According to two people with knowledge of the situation, fast-fashion behemoth Shein is intensifying plans for a London listing after encountering regulatory obstacles and resistance from US politicians during its effort to go public in New York.
One of them stated that the online fashion retailer intends to file with the London Stock Exchange (LSE) and notify China’s securities authority about the change in the venue for the initial public offering (IPO) as soon as this month. The source and another person with knowledge of the situation stated that Shein, which one source claims was valued at $66 billion in fundraising last year, began corresponding early this year with the teams of its financial and legal consultants stationed in London.
Before the anticipated float, the China-based fashion brand has also requested first talks with fund managers located in London, according to a second person with firsthand knowledge of the situation. The LSE declined to respond, as did Shein. Requests for comments from the CSRC were not answered.
According to reports, Shein approached the China Securities Regulatory Commission (CSRC) in November to request Beijing’s approval after filing in confidence for an initial public offering (IPO) with the U.S. Securities and Exchange Commission.
Although the Singapore-based firm is still formally considering a U.S. initial public offering (IPO), it has been facing difficulties in clearing regulatory obstacles in China and the U.S. due to accusations of labor abuses by U.S. politicians and litigation from rival companies. According to a different source, Shein was notified by the CSRC early this year that the regulator would not advise a U.S. IPO
According to the second source, Shein is now preparing for a London IPO, but it still wants to list in New York and intends to maintain its SEC filing in case U.S. regulators change their minds. The second source stated that after its London IPO if it thinks the U.S. political environment is more favorable, it may also pursue a secondary U.S. listing in New York.

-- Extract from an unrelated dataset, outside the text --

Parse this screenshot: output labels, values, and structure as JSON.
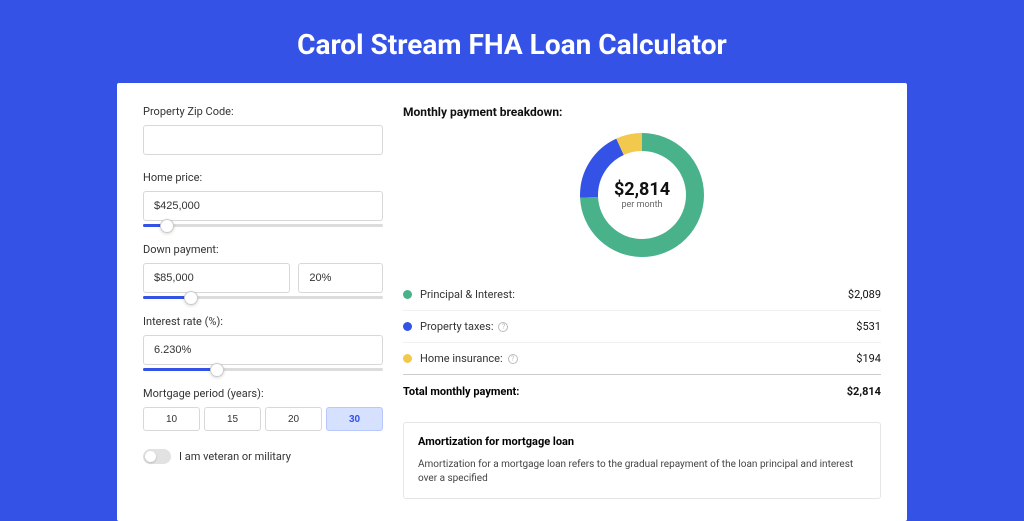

In February, Republican Senator Marco Rubio requested that Shein’s application to list publicly in New York be denied by the SEC unless the online retailer provided more information about its business practices and “the serious risks of doing business” in China. In an election year, American authorities have been more scrutinizing the firm than they had anticipated. The two individuals claimed that the SEC had not yet advanced Shein’s IPO file, a sign of the delicate nature of the application procedure.
According to the first and second sources, Shein’s proposal to inform the Chinese regulator of the London IPO would require Beijing’s consent per the new listing requirements for Chinese companies going public abroad. If the IPO goes through, it may be among the biggest in the world this year, according to sources.
Following the decision by businesses like British chip designer Arm to list in New York to access larger liquidity pools, this might signal a turning point for London. Out of over thirty IPOs in Europe so far this year, just four have occurred in the United Kingdom.